Thursday, May 19, 2011

The fine line between a nice heroine and a martyr

I'm reading a book right now, the title of which will not be mentioned in this blog, where the heroine is a martyr, and such a bore. Seriously, in the book, different characters make mention of her being so brave, and capable, and she is both of those things, sort of.

The sort of being, she operates as any one would under the same circumstances, but in this novel, it's boring, a little too much telling and not enough character tics to make her interesting.

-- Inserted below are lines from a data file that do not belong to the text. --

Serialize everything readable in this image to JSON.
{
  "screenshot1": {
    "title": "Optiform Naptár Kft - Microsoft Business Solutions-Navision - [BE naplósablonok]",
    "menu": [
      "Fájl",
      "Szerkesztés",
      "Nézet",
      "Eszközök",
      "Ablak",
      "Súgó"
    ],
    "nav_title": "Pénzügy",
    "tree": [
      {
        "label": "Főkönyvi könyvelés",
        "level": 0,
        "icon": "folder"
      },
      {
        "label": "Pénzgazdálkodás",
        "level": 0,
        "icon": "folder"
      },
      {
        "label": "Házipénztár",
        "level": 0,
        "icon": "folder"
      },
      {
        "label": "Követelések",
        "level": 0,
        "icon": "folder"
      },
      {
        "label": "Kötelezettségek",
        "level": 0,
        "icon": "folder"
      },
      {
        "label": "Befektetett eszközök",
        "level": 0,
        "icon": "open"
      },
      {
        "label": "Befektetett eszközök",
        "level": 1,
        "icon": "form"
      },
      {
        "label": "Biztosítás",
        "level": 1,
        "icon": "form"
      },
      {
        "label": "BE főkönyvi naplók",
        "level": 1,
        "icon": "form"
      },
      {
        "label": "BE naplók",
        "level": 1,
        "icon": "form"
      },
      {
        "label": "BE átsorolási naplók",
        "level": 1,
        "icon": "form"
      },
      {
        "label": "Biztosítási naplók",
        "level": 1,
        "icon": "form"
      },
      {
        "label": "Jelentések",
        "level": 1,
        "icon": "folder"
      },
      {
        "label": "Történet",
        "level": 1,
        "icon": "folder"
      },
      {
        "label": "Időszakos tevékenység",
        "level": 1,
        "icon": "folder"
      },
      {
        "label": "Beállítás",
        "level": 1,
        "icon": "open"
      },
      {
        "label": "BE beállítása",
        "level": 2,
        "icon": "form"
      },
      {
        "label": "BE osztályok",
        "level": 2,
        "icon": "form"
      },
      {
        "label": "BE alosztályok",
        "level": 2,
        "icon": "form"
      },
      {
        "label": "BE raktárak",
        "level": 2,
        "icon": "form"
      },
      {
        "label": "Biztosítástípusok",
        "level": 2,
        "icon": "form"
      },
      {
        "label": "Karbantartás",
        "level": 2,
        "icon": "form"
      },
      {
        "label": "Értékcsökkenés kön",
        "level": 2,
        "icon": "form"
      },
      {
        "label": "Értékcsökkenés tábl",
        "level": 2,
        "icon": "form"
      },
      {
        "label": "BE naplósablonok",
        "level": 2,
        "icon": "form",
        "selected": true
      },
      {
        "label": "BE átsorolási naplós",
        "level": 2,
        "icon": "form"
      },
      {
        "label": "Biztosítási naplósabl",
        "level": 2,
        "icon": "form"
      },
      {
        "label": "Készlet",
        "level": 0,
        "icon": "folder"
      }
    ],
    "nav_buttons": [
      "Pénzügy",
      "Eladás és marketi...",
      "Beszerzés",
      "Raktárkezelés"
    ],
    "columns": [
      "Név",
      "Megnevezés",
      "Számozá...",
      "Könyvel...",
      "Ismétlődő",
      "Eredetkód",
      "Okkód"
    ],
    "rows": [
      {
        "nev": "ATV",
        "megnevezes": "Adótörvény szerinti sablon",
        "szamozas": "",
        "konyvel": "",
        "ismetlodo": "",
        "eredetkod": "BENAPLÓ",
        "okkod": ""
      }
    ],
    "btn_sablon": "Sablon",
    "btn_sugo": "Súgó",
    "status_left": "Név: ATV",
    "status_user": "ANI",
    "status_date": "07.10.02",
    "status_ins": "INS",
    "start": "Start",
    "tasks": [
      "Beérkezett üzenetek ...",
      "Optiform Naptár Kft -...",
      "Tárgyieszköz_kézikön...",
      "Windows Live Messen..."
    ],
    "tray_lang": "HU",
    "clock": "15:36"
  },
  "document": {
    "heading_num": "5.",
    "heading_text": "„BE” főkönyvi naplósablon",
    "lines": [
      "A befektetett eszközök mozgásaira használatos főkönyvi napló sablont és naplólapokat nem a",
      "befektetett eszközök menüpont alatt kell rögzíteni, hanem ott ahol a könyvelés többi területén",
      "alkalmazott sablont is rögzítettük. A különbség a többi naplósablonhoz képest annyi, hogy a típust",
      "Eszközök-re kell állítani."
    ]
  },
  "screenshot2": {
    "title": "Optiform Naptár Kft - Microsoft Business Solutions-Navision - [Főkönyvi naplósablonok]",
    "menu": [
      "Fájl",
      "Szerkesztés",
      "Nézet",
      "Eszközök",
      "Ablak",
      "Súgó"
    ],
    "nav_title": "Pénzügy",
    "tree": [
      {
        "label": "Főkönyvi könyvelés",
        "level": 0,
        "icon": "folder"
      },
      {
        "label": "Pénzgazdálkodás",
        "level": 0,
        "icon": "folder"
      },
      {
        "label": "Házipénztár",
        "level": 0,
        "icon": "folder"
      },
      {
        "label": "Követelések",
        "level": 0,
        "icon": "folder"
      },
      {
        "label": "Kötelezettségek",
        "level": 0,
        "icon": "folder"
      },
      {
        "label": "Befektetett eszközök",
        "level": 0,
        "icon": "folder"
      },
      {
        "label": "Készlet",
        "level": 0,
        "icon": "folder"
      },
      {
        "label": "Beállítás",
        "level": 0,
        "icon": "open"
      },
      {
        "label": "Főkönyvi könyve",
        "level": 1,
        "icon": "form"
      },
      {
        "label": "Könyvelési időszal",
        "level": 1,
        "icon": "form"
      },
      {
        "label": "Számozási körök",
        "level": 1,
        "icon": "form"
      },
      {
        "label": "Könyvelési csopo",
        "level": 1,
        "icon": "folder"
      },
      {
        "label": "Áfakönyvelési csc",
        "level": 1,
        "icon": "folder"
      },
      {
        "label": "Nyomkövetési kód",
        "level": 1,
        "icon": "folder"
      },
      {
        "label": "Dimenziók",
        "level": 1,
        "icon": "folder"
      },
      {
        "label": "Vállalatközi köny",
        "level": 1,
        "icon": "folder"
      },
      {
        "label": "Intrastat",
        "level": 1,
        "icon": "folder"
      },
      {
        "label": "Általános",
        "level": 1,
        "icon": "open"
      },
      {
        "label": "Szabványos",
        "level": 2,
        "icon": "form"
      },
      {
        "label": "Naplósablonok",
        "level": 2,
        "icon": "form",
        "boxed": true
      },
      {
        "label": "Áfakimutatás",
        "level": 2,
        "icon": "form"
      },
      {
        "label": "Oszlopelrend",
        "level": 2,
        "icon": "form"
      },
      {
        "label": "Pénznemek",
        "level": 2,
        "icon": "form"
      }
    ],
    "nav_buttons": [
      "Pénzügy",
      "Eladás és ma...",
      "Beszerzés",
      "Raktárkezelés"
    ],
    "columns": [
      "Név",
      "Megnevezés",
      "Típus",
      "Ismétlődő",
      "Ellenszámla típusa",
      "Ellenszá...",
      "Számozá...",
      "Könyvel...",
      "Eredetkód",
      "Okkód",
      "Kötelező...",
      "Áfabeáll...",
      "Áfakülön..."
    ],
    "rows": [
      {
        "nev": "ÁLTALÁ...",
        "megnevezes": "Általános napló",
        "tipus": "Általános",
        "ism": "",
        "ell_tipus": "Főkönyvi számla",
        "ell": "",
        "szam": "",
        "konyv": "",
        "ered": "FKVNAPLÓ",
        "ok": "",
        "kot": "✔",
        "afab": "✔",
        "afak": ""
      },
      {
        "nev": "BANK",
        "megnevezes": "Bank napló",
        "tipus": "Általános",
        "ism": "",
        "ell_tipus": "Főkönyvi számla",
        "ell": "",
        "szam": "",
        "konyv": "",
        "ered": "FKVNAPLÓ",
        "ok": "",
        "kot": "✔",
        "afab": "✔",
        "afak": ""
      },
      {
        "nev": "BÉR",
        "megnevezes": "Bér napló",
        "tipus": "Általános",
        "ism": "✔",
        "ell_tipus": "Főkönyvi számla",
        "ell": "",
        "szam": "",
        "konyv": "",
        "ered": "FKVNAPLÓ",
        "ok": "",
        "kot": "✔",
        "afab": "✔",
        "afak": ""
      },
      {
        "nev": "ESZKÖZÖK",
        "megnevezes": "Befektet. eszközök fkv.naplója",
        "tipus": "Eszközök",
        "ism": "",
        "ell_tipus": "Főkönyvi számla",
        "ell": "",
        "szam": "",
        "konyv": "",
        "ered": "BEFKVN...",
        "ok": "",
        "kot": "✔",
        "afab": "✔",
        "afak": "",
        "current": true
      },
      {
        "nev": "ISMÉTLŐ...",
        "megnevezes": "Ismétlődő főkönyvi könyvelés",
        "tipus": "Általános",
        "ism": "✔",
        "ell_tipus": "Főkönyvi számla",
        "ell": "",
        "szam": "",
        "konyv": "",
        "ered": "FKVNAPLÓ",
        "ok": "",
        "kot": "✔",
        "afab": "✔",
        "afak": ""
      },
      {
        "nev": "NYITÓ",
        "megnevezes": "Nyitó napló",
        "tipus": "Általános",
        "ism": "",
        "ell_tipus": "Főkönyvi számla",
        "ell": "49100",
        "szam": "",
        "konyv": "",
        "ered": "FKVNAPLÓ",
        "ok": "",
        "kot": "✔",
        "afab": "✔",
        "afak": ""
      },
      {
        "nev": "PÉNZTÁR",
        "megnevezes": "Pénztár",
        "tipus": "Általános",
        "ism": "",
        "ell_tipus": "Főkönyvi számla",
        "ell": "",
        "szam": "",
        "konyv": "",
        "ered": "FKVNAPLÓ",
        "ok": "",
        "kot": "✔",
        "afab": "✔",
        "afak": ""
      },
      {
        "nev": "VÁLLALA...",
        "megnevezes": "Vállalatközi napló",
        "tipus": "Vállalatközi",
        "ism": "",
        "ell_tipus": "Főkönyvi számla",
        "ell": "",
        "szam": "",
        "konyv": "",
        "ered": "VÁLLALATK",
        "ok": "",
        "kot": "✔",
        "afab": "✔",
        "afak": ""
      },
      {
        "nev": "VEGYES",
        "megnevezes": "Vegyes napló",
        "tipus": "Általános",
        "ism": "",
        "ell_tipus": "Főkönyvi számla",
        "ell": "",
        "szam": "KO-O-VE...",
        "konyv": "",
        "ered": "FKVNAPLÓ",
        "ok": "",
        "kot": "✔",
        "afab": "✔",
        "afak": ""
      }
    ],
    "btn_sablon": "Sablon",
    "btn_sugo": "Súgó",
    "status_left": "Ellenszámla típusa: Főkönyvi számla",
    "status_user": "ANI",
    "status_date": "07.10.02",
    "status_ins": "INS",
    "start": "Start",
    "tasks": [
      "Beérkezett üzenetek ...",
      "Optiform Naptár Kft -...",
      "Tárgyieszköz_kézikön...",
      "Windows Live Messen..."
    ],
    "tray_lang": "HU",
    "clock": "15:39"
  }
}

I like a heroine who while she's doing brave, selfless acts gets a little annoyed that her manicure just got ruined, or her favourite dress has dirt on it. Better still if she notices a friend has nicer hair and slightly hates that friend for it. Romance heroines are often too nice. I know romance readers want likeability in their heroines, but while she's saving the puppy from the raging fire that she got a little annoyed that because of the stupid puppy, her new louboutins got a scratch on them.

OK, so I've veered off into chick lit territory. I want to relate to a heroine, not feel shamed by her goodness and never ending good will towards others.

5 comments:

Anonymous said...

I especially hate the heroine with the "character flaw" of realizing she's too much of a perfectionist. Gag.

I have a friend who is an immaculate housekeeper. It gave me a great bit of joy each time I used her downstairs bathroom to notice a tiny piece of painter's tape along the baseboard. It was there for over a year. I decided I could still be friends with her.

Don't we women put enough pressure on ourselves? The last thing I want when I slip into my tub (that is a little past due for a re-caulking) is to read about some perfect goody-two-shoes, who of course falls in love with the unrepentant bad boy. Only after he's become perfect as well.That is the kind of book that gives romance a bad name.

Molly O'Keefe said...

I agree with you - but I think that balance swings a lot of different ways - too sarcastic and I'm done, too angry and I'm done, too wimpy I'm done that tightrope always comes down to just one line in the first five pages - you get the right line in there, whatever it is and your readers will follow you -

Stephanie Doyle said...

Agreeing with everyone! I think where we are seeing the trend (at least in romance) is for more realistic people. Humans. Not caricatures of what the "romance" heroine used to be. I'm thinking of Sherry Thomas as I right this.

Sometimes it's not easy to like her heroines... which in a way likes what she's doing more.

People shoudln't be any ONE thing. And as writers when we try to make something "bigger than life" I think we over compensate.

Eileen said...

When I was writing Hold Back the Dark, in one the first scenes, I had my heroine grousing (internally only!) about getting up in the middle of the night to deal with a patient. My editor had me cut it. She said it made her seem petulant and not heroine-material. It still irritates me. Who wants to get up in the middle of the night to deal with someone? Why couldn't she grouse? At any rate, that character is not one of my favorites. She's just too goody goody because of things like that.

Maureen McGowan said...

I just revised an entire manuscript to make the heroine more likeable. Jury's still out. (And by jury, I mean editors.)